L’opinione
Il recente servizio di Report, la collaudata trasmissione d’inchiesta della terza rete Rai sull’Ispettorato del Lavoro, pur con alcuni errori come quello di attribuire a tale soggetto la competenza in materia di sicurezza e salute dei lavoratori, passata nel 1978 alle regioni, ha colto ancora una volta nel segno.
La sua denuncia sulle inefficienze di tale organismo, nel silenzio generale di chi, in politica e in campo sindacale, poteva e doveva rendere edotta l’opinione pubblica di tale situazione patologica, ha fatto riemergere i gravi errori commessi anche di recente che hanno portato a tale stato di fatto. Di essi la causa prima, o se volete, il male oscuro che ha minato e mina l’efficienza della vigilanza è stata la parcellizzazione, avvenuta nel tempo, di risorse, funzioni e operatori tra vari soggetti istituzionali. La cosa più grave, tuttavia, si è verificata nell’ultimo periodo, quando il governo ha dichiarato di voler invertire la rotta con la realizzazione di un unico organismo ispettivo, illudendo chi scrive e, cosa molto più grave, operatori e utenti.

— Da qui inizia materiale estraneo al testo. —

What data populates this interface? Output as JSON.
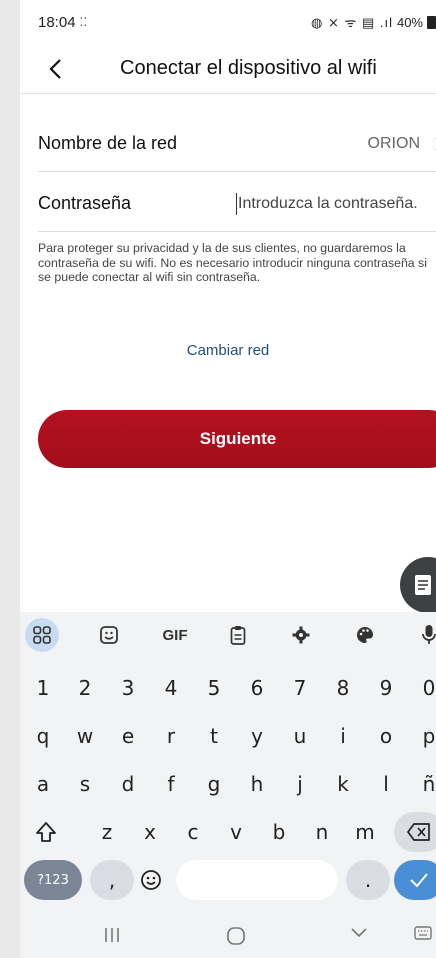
{
  "status_bar": {
    "time": "18:04",
    "left_extra": "⁚⁚",
    "icons": "◍ ⨯ ᯤ ▤ .ıl",
    "battery": "40%"
  },
  "header": {
    "title": "Conectar el dispositivo al wifi"
  },
  "form": {
    "network_label": "Nombre de la red",
    "network_value": "ORION",
    "password_label": "Contraseña",
    "password_placeholder": "Introduzca la contraseña."
  },
  "privacy_text": "Para proteger su privacidad y la de sus clientes, no guardaremos la contraseña de su wifi. No es necesario introducir ninguna contraseña si se puede conectar al wifi sin contraseña.",
  "change_network_label": "Cambiar red",
  "next_button_label": "Siguiente",
  "keyboard": {
    "toolbar": [
      "apps-grid",
      "sticker",
      "GIF",
      "clipboard",
      "settings",
      "palette",
      "mic"
    ],
    "gif_label": "GIF",
    "number_row": [
      "1",
      "2",
      "3",
      "4",
      "5",
      "6",
      "7",
      "8",
      "9",
      "0"
    ],
    "row1": [
      "q",
      "w",
      "e",
      "r",
      "t",
      "y",
      "u",
      "i",
      "o",
      "p"
    ],
    "row2": [
      "a",
      "s",
      "d",
      "f",
      "g",
      "h",
      "j",
      "k",
      "l",
      "ñ"
    ],
    "row3": [
      "z",
      "x",
      "c",
      "v",
      "b",
      "n",
      "m"
    ],
    "num_mode_label": "?123",
    "comma": ",",
    "period": "."
  },
  "colors": {
    "accent_red": "#b3121f",
    "link_blue": "#1f4f7a",
    "enter_blue": "#4a8fd6"
  }
}
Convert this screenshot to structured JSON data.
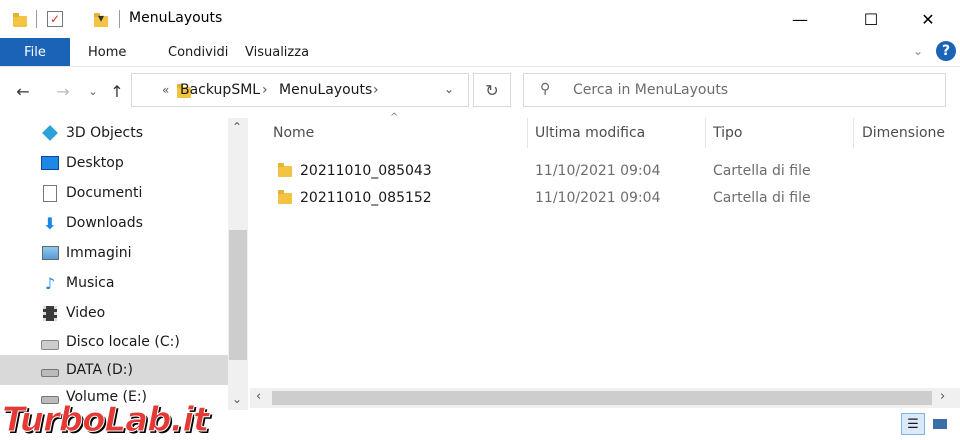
{
  "window": {
    "title": "MenuLayouts",
    "minimize_glyph": "—",
    "maximize_glyph": "☐",
    "close_glyph": "✕",
    "quick_access_dropdown": "▾"
  },
  "ribbon": {
    "tabs": [
      {
        "label": "File"
      },
      {
        "label": "Home"
      },
      {
        "label": "Condividi"
      },
      {
        "label": "Visualizza"
      }
    ],
    "help_glyph": "?"
  },
  "address": {
    "overflow": "«",
    "breadcrumb": [
      "BackupSML",
      "MenuLayouts"
    ],
    "sep": "›"
  },
  "search": {
    "placeholder": "Cerca in MenuLayouts"
  },
  "sidebar": {
    "items": [
      {
        "label": "3D Objects",
        "icon": "3d-objects-icon"
      },
      {
        "label": "Desktop",
        "icon": "desktop-icon"
      },
      {
        "label": "Documenti",
        "icon": "documents-icon"
      },
      {
        "label": "Downloads",
        "icon": "downloads-icon"
      },
      {
        "label": "Immagini",
        "icon": "pictures-icon"
      },
      {
        "label": "Musica",
        "icon": "music-icon"
      },
      {
        "label": "Video",
        "icon": "video-icon"
      },
      {
        "label": "Disco locale (C:)",
        "icon": "local-disk-icon"
      },
      {
        "label": "DATA (D:)",
        "icon": "drive-icon",
        "selected": true
      },
      {
        "label": "Volume (E:)",
        "icon": "drive-icon"
      }
    ]
  },
  "columns": {
    "name": "Nome",
    "modified": "Ultima modifica",
    "type": "Tipo",
    "size": "Dimensione"
  },
  "files": [
    {
      "name": "20211010_085043",
      "modified": "11/10/2021 09:04",
      "type": "Cartella di file"
    },
    {
      "name": "20211010_085152",
      "modified": "11/10/2021 09:04",
      "type": "Cartella di file"
    }
  ],
  "watermark": {
    "text": "TurboLab.it"
  },
  "colors": {
    "accent": "#1a63b6",
    "folder": "#f3c442",
    "watermark": "#e53935"
  }
}
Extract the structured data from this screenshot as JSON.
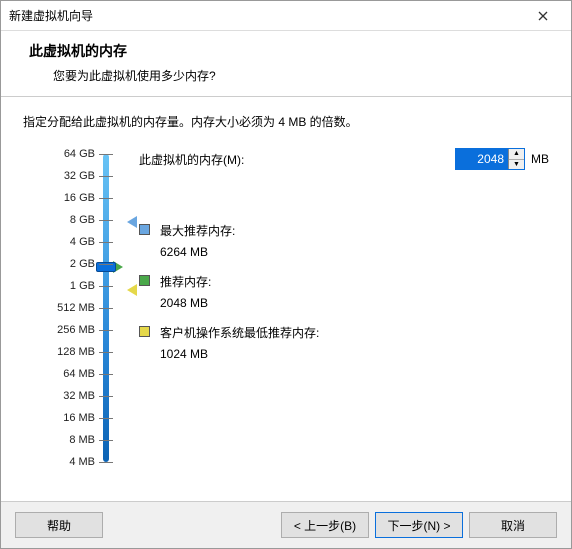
{
  "window": {
    "title": "新建虚拟机向导"
  },
  "header": {
    "heading": "此虚拟机的内存",
    "sub": "您要为此虚拟机使用多少内存?"
  },
  "instruction": "指定分配给此虚拟机的内存量。内存大小必须为 4 MB 的倍数。",
  "memory": {
    "label": "此虚拟机的内存(M):",
    "value": "2048",
    "unit": "MB"
  },
  "hints": {
    "max": {
      "label": "最大推荐内存:",
      "value": "6264 MB",
      "color": "#6aa6e0"
    },
    "rec": {
      "label": "推荐内存:",
      "value": "2048 MB",
      "color": "#4aa84a"
    },
    "min": {
      "label": "客户机操作系统最低推荐内存:",
      "value": "1024 MB",
      "color": "#e5d84a"
    }
  },
  "scale": {
    "ticks": [
      "64 GB",
      "32 GB",
      "16 GB",
      "8 GB",
      "4 GB",
      "2 GB",
      "1 GB",
      "512 MB",
      "256 MB",
      "128 MB",
      "64 MB",
      "32 MB",
      "16 MB",
      "8 MB",
      "4 MB"
    ]
  },
  "buttons": {
    "help": "帮助",
    "back": "< 上一步(B)",
    "next": "下一步(N) >",
    "cancel": "取消"
  }
}
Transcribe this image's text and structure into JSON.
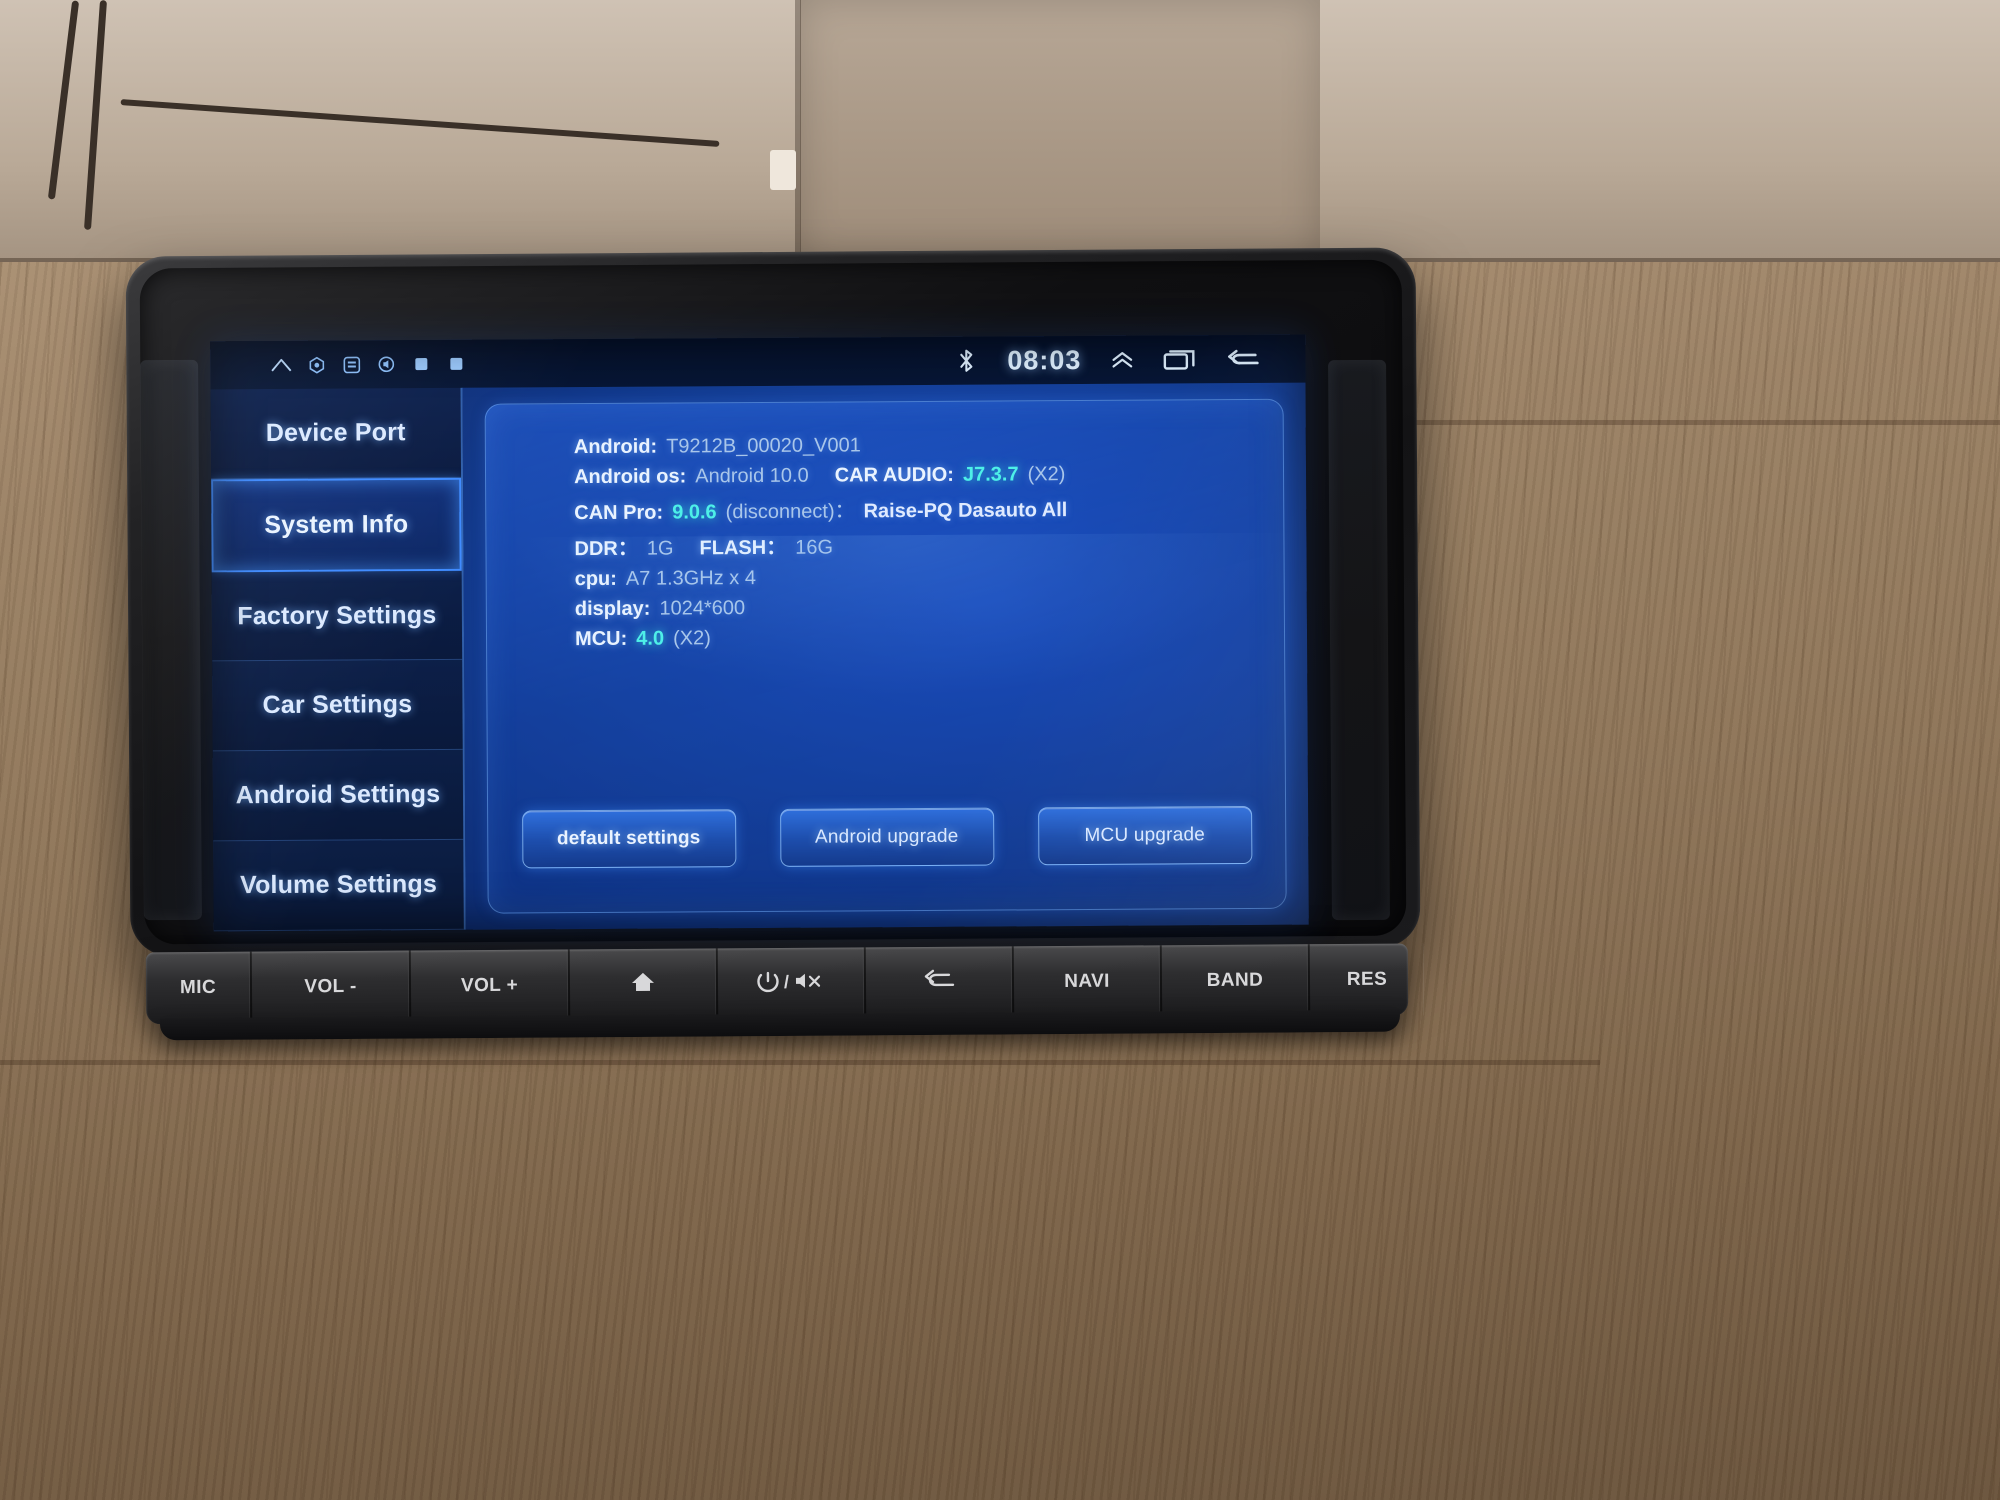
{
  "statusbar": {
    "left_icons": [
      "home-icon",
      "location-icon",
      "app-icon",
      "volume-icon",
      "square-icon",
      "square-icon"
    ],
    "bluetooth_icon": "bluetooth-icon",
    "clock": "08:03",
    "chevron_up_icon": "chevron-up-icon",
    "recents_icon": "recents-icon",
    "back_icon": "back-icon"
  },
  "sidebar": {
    "items": [
      {
        "label": "Device Port",
        "active": false
      },
      {
        "label": "System Info",
        "active": true
      },
      {
        "label": "Factory Settings",
        "active": false
      },
      {
        "label": "Car Settings",
        "active": false
      },
      {
        "label": "Android Settings",
        "active": false
      },
      {
        "label": "Volume Settings",
        "active": false
      }
    ]
  },
  "system_info": {
    "rows": [
      {
        "key": "Android:",
        "value": "T9212B_00020_V001"
      },
      {
        "key": "Android os:",
        "value": "Android 10.0",
        "key2": "CAR AUDIO:",
        "value2": "J7.3.7",
        "value2b": "(X2)"
      },
      {
        "key": "CAN Pro:",
        "value": "9.0.6",
        "value_note": "(disconnect)：",
        "value_tail": "Raise-PQ Dasauto All"
      },
      {
        "key": "DDR：",
        "value": "1G",
        "key2": "FLASH：",
        "value2": "16G"
      },
      {
        "key": "cpu:",
        "value": "A7 1.3GHz x 4"
      },
      {
        "key": "display:",
        "value": "1024*600"
      },
      {
        "key": "MCU:",
        "value": "4.0",
        "value2b": "(X2)"
      }
    ]
  },
  "actions": {
    "default_settings": "default settings",
    "android_upgrade": "Android upgrade",
    "mcu_upgrade": "MCU upgrade"
  },
  "hardware_buttons": [
    {
      "label": "MIC",
      "icon": ""
    },
    {
      "label": "VOL -",
      "icon": ""
    },
    {
      "label": "VOL +",
      "icon": ""
    },
    {
      "label": "",
      "icon": "home-icon"
    },
    {
      "label": "",
      "icon": "power-mute-icon"
    },
    {
      "label": "",
      "icon": "back-arrow-icon"
    },
    {
      "label": "NAVI",
      "icon": ""
    },
    {
      "label": "BAND",
      "icon": ""
    },
    {
      "label": "RES",
      "icon": ""
    }
  ],
  "colors": {
    "accent_cyan": "#4df0e8",
    "accent_blue": "#3f8bff",
    "screen_blue": "#154099",
    "text_light": "#e9f3ff"
  }
}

Quel progetto, purtroppo, è stato subito modificato alla radice al momento del percorso parlamentare della legge e successivamente con l’emanazione del relativo decreto legislativo. Così dietro un’unità formale, specchietto per le allodole, tutto o quasi è rimasto come prima nella sua disorganicità. E ciò a nostro giudizio, per due motivi principali: l’assenza di risorse adeguate, necessarie per una vera riforma e lo scontro corporativo tra i vertici, seguiti dai loro apparatcik, dei vari soggetti istituzionali del settore, timorosi di perdere o veder ridimensionato il proprio potere contrattuale, grande o piccolo. Dietro le loro squallide bandiere sono riusciti a mobilitare, purtroppo, gran parte dei rispettivi addetti e anche qualche struttura sindacale.
Nulla di nuovo sotto il sole, perché nella pubblica amministrazione da alcuni decenni questo tipo di logica è imperante e quasi sempre le riforme annunciate come rivoluzionarie, sono forma più che sostanza.
Tanto per rimanere nel campo del lavoro possiamo menzionare il trasferimento nel 1978 della prevenzione alle regioni e per esse, dal punto di vista operativo, alle asl che non ha determinato miglioramenti di sorta, anzi; la creazione delle Agenzie del Lavoro andate subito nel dimenticatoio; il trasferimento del collocamento alle autonomie locali che non ha avuto miglior sorte, peggiorando risultati che erano già ai minimi storici.
Ammaestrati da questi precedenti, dopo aver letto la norma definitiva ci rendemmo subito conto della creatura deforme che stava nascendo e lo scrivemmo in un articolo dal titolo premonitore, “Il cambio della targa” di cui vogliamo riportare un brevissimo brano:
“La nuova agenzia o ispettorato unico non sarà un organismo unificante, ma un soggetto pubblico che va a integrare l’esistente. Pur nella sua formale autonomia amministrativa e contabile, avrà le mani legate a doppia mandata dalle ristrettezze finanziarie e la sua struttura sul territorio non sarà altro che quella periferica del Lavoro con qualche sede in meno e l’attuale personale. Gli altri operatori, quelli di Inps e Inail, resteranno ognuno a casa propria, cioè all’interno dei rispettivi servizi di vigilanza. Tutto come prima, pertanto; altro che potenziamento. Continuerà a esserci il solito rapporto a tre, con le sue disfunzioni e gli scadenti risultati”.
Al nuovo governo spetta l’onere di dimostrare le proprie capacità intervenendo radicalmente sull’attuale situazione. Compito che compete anche agli organismi sindacali che raccolgono il consenso degli operatori del settore con un chiaro progetto teso a conseguire un unico organismo di vigilanza con le risorse finanziarie necessarie per fornire agli addetti alla vigilanza gli strumenti operativi necessari e corrispondere contropartite economiche adeguate e senza assurde differenziazioni, alle loro funzioni complesse e cariche di responsabilità.